The adventure suffers from some of the same overplotting as the others we've covered. The PCs get jumped twice on the way in, and yet are supposed to be told if they bring it up to the authorities they just shrug and go "Huh, killer droids, how weird." Things move in a fairly linear fashion, though that's not necessarily a bad thing in a mystery plot such as this. It's honestly less of a whodunnit than a whydunnit, and it opens up into stakes that are high that aren't necessarily saving the galaxy.

The central casino scene, while a fun way to introduce sabacc, runs into the double problem of being an exposition heavy scene with multiple NPCs talking to each other instead of the players. I wish there had been more guidance here about how to give the players what they need to know without the GM talking to him or herself for ten minutes.

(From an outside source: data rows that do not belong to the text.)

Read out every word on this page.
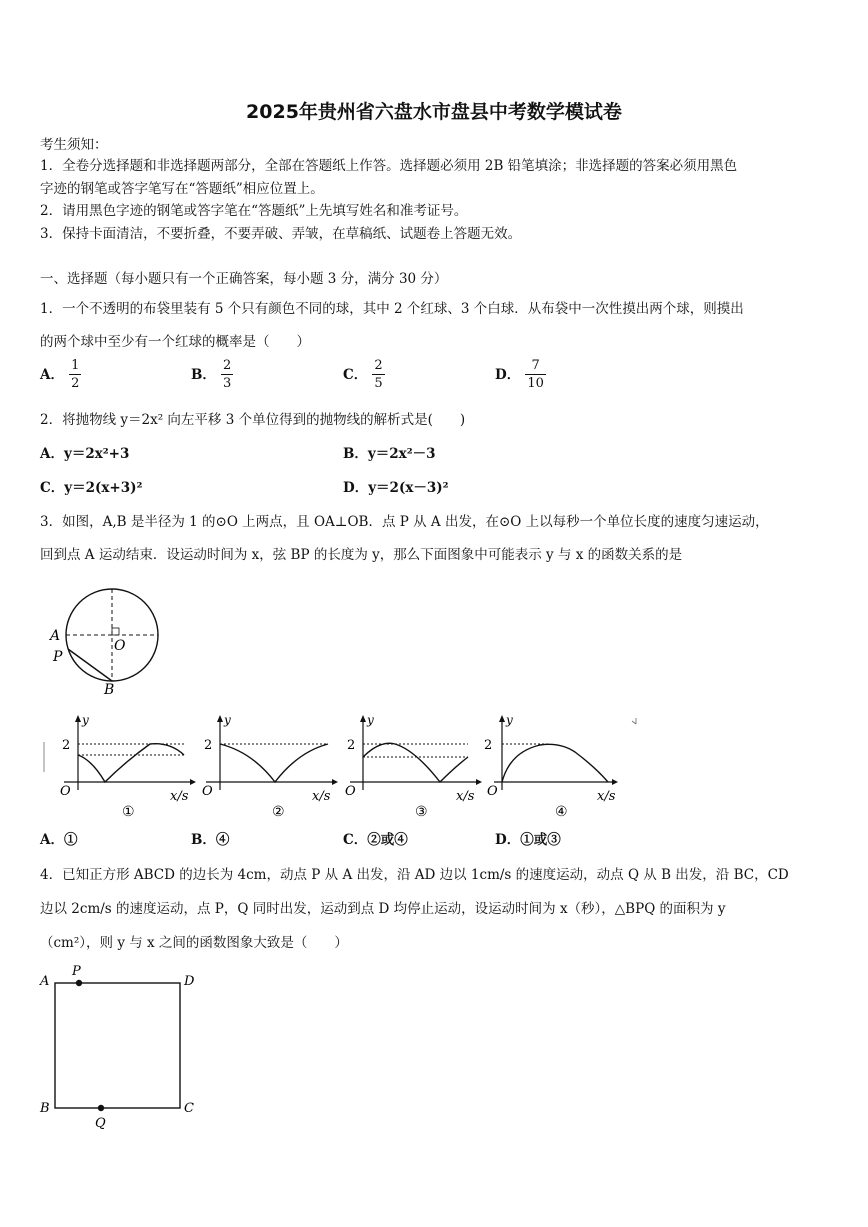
2025年贵州省六盘水市盘县中考数学模试卷
考生须知：
1．全卷分选择题和非选择题两部分，全部在答题纸上作答。选择题必须用 2B 铅笔填涂；非选择题的答案必须用黑色
字迹的钢笔或答字笔写在“答题纸”相应位置上。
2．请用黑色字迹的钢笔或答字笔在“答题纸”上先填写姓名和准考证号。
3．保持卡面清洁，不要折叠，不要弄破、弄皱，在草稿纸、试题卷上答题无效。
一、选择题（每小题只有一个正确答案，每小题 3 分，满分 30 分）
1．一个不透明的布袋里装有 5 个只有颜色不同的球，其中 2 个红球、3 个白球．从布袋中一次性摸出两个球，则摸出
的两个球中至少有一个红球的概率是（　　）
A． $\frac{1}{2}$	B． $\frac{2}{3}$	C． $\frac{2}{5}$	D． $\frac{7}{10}$
2．将抛物线 y＝2x² 向左平移 3 个单位得到的抛物线的解析式是(　　)
A．y＝2x²+3	B．y＝2x²－3
C．y＝2(x+3)²	D．y＝2(x－3)²
3．如图，A,B 是半径为 1 的⊙O 上两点，且 OA⊥OB．点 P 从 A 出发，在⊙O 上以每秒一个单位长度的速度匀速运动，
回到点 A 运动结束．设运动时间为 x，弦 BP 的长度为 y，那么下面图象中可能表示 y 与 x 的函数关系的是
A
O
P
B
y
2
O	x/s
①
y
2
O	x/s
②
y
2
O	x/s
③
y
2
O	x/s
④
A．①	B．④	C．②或④	D．①或③
4．已知正方形 ABCD 的边长为 4cm，动点 P 从 A 出发，沿 AD 边以 1cm/s 的速度运动，动点 Q 从 B 出发，沿 BC，CD
边以 2cm/s 的速度运动，点 P，Q 同时出发，运动到点 D 均停止运动，设运动时间为 x（秒），△BPQ 的面积为 y
（cm²），则 y 与 x 之间的函数图象大致是（　　）
A
P
D
B
Q
C
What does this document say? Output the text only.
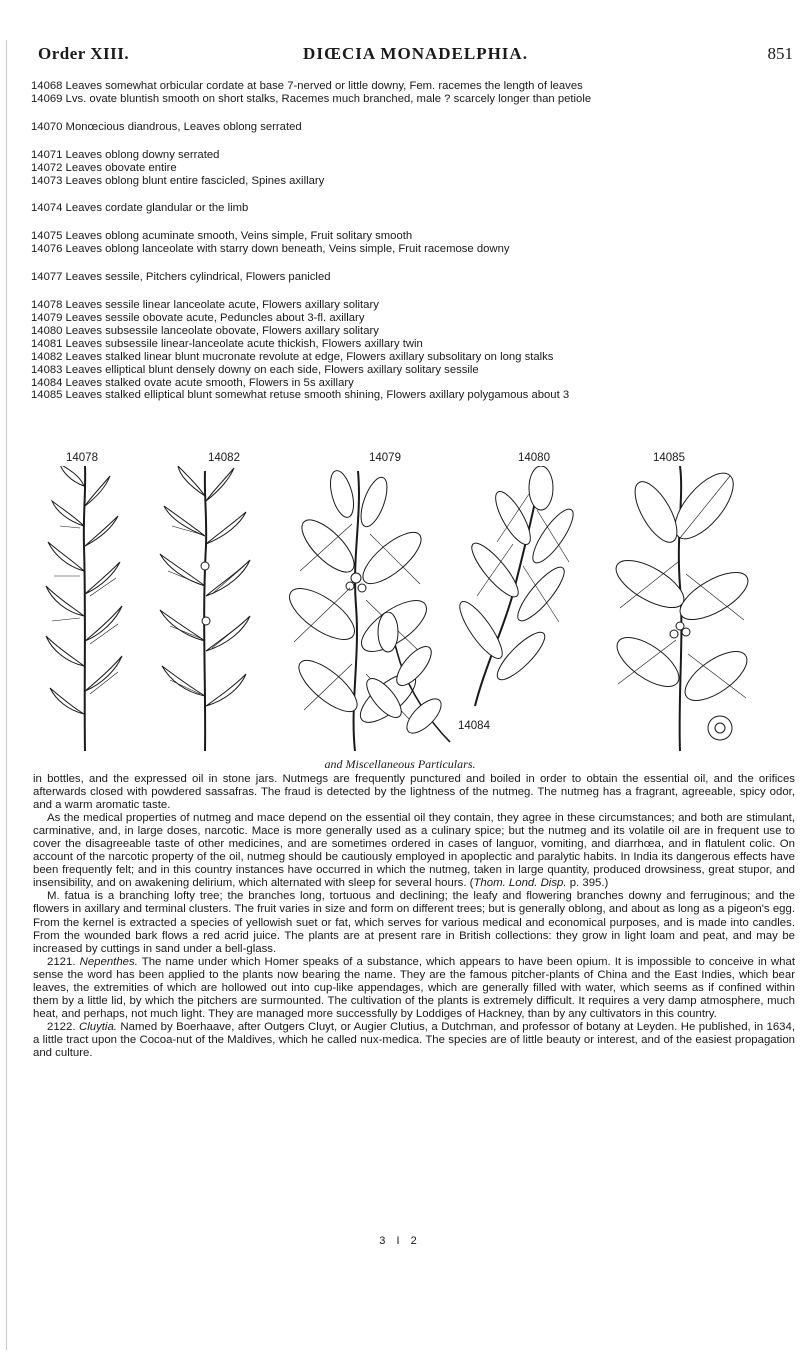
Order XIII.	DIŒCIA MONADELPHIA.	851
14068 Leaves somewhat orbicular cordate at base 7-nerved or little downy, Fem. racemes the length of leaves
14069 Lvs. ovate bluntish smooth on short stalks, Racemes much branched, male ? scarcely longer than petiole
14070 Monœcious diandrous, Leaves oblong serrated
14071 Leaves oblong downy serrated
14072 Leaves obovate entire
14073 Leaves oblong blunt entire fascicled, Spines axillary
14074 Leaves cordate glandular or the limb
14075 Leaves oblong acuminate smooth, Veins simple, Fruit solitary smooth
14076 Leaves oblong lanceolate with starry down beneath, Veins simple, Fruit racemose downy
14077 Leaves sessile, Pitchers cylindrical, Flowers panicled
14078 Leaves sessile linear lanceolate acute, Flowers axillary solitary
14079 Leaves sessile obovate acute, Peduncles about 3-fl. axillary
14080 Leaves subsessile lanceolate obovate, Flowers axillary solitary
14081 Leaves subsessile linear-lanceolate acute thickish, Flowers axillary twin
14082 Leaves stalked linear blunt mucronate revolute at edge, Flowers axillary subsolitary on long stalks
14083 Leaves elliptical blunt densely downy on each side, Flowers axillary solitary sessile
14084 Leaves stalked ovate acute smooth, Flowers in 5s axillary
14085 Leaves stalked elliptical blunt somewhat retuse smooth shining, Flowers axillary polygamous about 3
14078	14082	14079	14080	14085
14084
and Miscellaneous Particulars.

in bottles, and the expressed oil in stone jars. Nutmegs are frequently punctured and boiled in order to obtain the essential oil, and the orifices afterwards closed with powdered sassafras. The fraud is detected by the lightness of the nutmeg. The nutmeg has a fragrant, agreeable, spicy odor, and a warm aromatic taste.

As the medical properties of nutmeg and mace depend on the essential oil they contain, they agree in these circumstances; and both are stimulant, carminative, and, in large doses, narcotic. Mace is more generally used as a culinary spice; but the nutmeg and its volatile oil are in frequent use to cover the disagreeable taste of other medicines, and are sometimes ordered in cases of languor, vomiting, and diarrhœa, and in flatulent colic. On account of the narcotic property of the oil, nutmeg should be cautiously employed in apoplectic and paralytic habits. In India its dangerous effects have been frequently felt; and in this country instances have occurred in which the nutmeg, taken in large quantity, produced drowsiness, great stupor, and insensibility, and on awakening delirium, which alternated with sleep for several hours. (Thom. Lond. Disp. p. 395.)

M. fatua is a branching lofty tree; the branches long, tortuous and declining; the leafy and flowering branches downy and ferruginous; and the flowers in axillary and terminal clusters. The fruit varies in size and form on different trees; but is generally oblong, and about as long as a pigeon's egg. From the kernel is extracted a species of yellowish suet or fat, which serves for various medical and economical purposes, and is made into candles. From the wounded bark flows a red acrid juice. The plants are at present rare in British collections: they grow in light loam and peat, and may be increased by cuttings in sand under a bell-glass.

2121. Nepenthes. The name under which Homer speaks of a substance, which appears to have been opium. It is impossible to conceive in what sense the word has been applied to the plants now bearing the name. They are the famous pitcher-plants of China and the East Indies, which bear leaves, the extremities of which are hollowed out into cup-like appendages, which are generally filled with water, which seems as if confined within them by a little lid, by which the pitchers are surmounted. The cultivation of the plants is extremely difficult. It requires a very damp atmosphere, much heat, and perhaps, not much light. They are managed more successfully by Loddiges of Hackney, than by any cultivators in this country.

2122. Cluytia. Named by Boerhaave, after Outgers Cluyt, or Augier Clutius, a Dutchman, and professor of botany at Leyden. He published, in 1634, a little tract upon the Cocoa-nut of the Maldives, which he called nux-medica. The species are of little beauty or interest, and of the easiest propagation and culture.

3 I 2
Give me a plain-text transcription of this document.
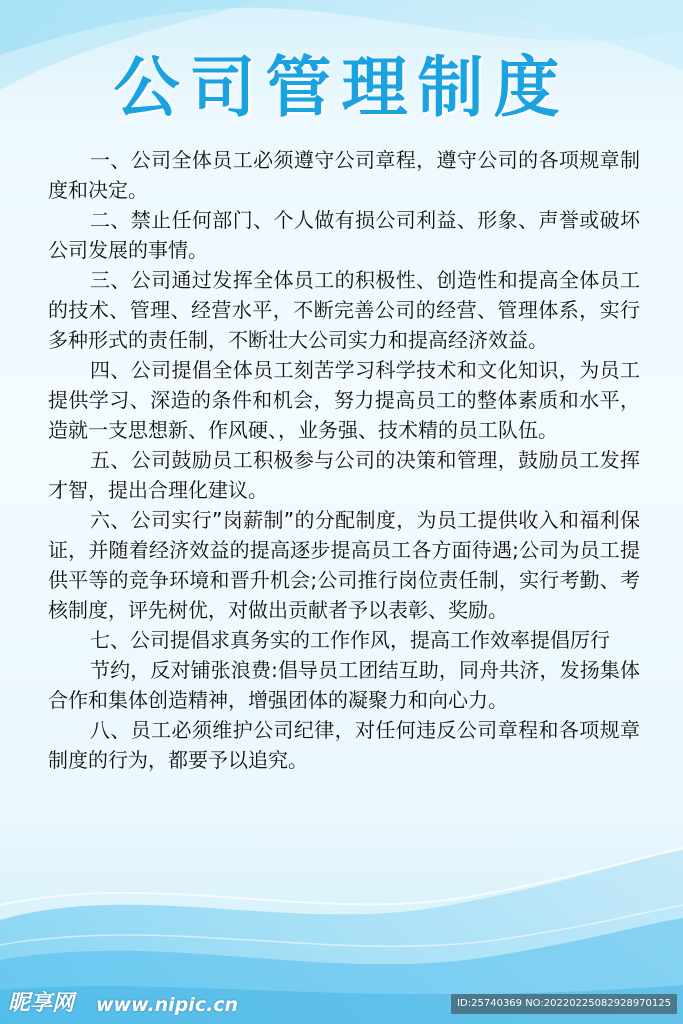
公司管理制度

一、公司全体员工必须遵守公司章程，遵守公司的各项规章制度和决定。

二、禁止任何部门、个人做有损公司利益、形象、声誉或破坏公司发展的事情。

三、公司通过发挥全体员工的积极性、创造性和提高全体员工的技术、管理、经营水平，不断完善公司的经营、管理体系，实行多种形式的责任制，不断壮大公司实力和提高经济效益。

四、公司提倡全体员工刻苦学习科学技术和文化知识，为员工提供学习、深造的条件和机会，努力提高员工的整体素质和水平，造就一支思想新、作风硬、，业务强、技术精的员工队伍。

五、公司鼓励员工积极参与公司的决策和管理，鼓励员工发挥才智，提出合理化建议。

六、公司实行”岗薪制”的分配制度，为员工提供收入和福利保证，并随着经济效益的提高逐步提高员工各方面待遇;公司为员工提供平等的竞争环境和晋升机会;公司推行岗位责任制，实行考勤、考核制度，评先树优，对做出贡献者予以表彰、奖励。

七、公司提倡求真务实的工作作风，提高工作效率提倡厉行

节约，反对铺张浪费:倡导员工团结互助，同舟共济，发扬集体合作和集体创造精神，增强团体的凝聚力和向心力。

八、员工必须维护公司纪律，对任何违反公司章程和各项规章制度的行为，都要予以追究。

昵享网 www.nipic.cn	ID:25740369 NO:20220225082928970125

There's also the Edroids, who are nanites that slowly turn infected humans into droids. Exo's plot to turn droids against humanity is already nice and operatic. Nanites seem like a bit of a stretch even for Star Wars's casual flirtation with how science works, but they could work if maybe they just rewrote a brain rather than literally made flesh steel. 

Canon Compatibility

The text throws ExoOne as an amazing leap in science, but a droid controlling other droids doesn't seem like that big of a deal after a war where droids fought all over the galaxy.

Being on Bespin, there is some visitation of some local hotspots, like the freezing chamber scene where the players have to fight off evil droids until Walex and Dr. Vreen can climb out of the apparatus. Lando also shows up three times in the adventure, which I think may be the only appearance of a major movie character in these adventures.

Special Modifications

Most of what I would change is streamlining. I would probably cut the droid virus thing to leave for a sequel and focus on ExoOne turning Bespin into a home for free droids or something like that. Dr. Vreen can have something else installed in him that makes him act erratically, like a brain bomb that ExoOne can trigger at any time. There;s a neat Frankenstein and his Monster vibe to Vreen and ExoOne's relationship I think I would play up, too.

I would combine Lando's appearance from the opening and the casino and remove the disguise bit. It seems like a reference to a storyline in the old Marvel comics, but it also smacks of one of the weaknesses of licensed games. WEG always seemed afraid that players would use and abuse the canon characters, so they tended to overpower these characters, stat-wise. Lando isn't written up that way here, but the disguise encounter doesn't really do anything for the story. It makes more sense to encounter Lando in his natural element at a sabacc table. That's a cameo that fits the flow of the story.

I would also do my best to keep that ending set-piece where the Rebels have to stop Could City from falling into Bespin. Most of the groups I play with seem like they would try to outlogic ExoOne rather than blow up the core, so having the droid shut down after being defeated seems logical. Then, Cloud City starts to fall, and the players have to scramble to reboot the control core because ExoOne inadvertently turned everything else off when it went quiet.

The Walex/Lira dynamic is fun, but probably only really necessary if your group played Starfall.

Final Thoughts

I remember this adventure being cooler than it was, possibly because of the sabacc rules and the Lando cameo. There's a lot of time doing the same thing over and over in repelling droid attacks. Still, it's another adventure that focuses away from Rebels vs. Imperials, and uses Cloud City as a fun location.

Though seriously, Lucasfilm, where is my real sabacc deck?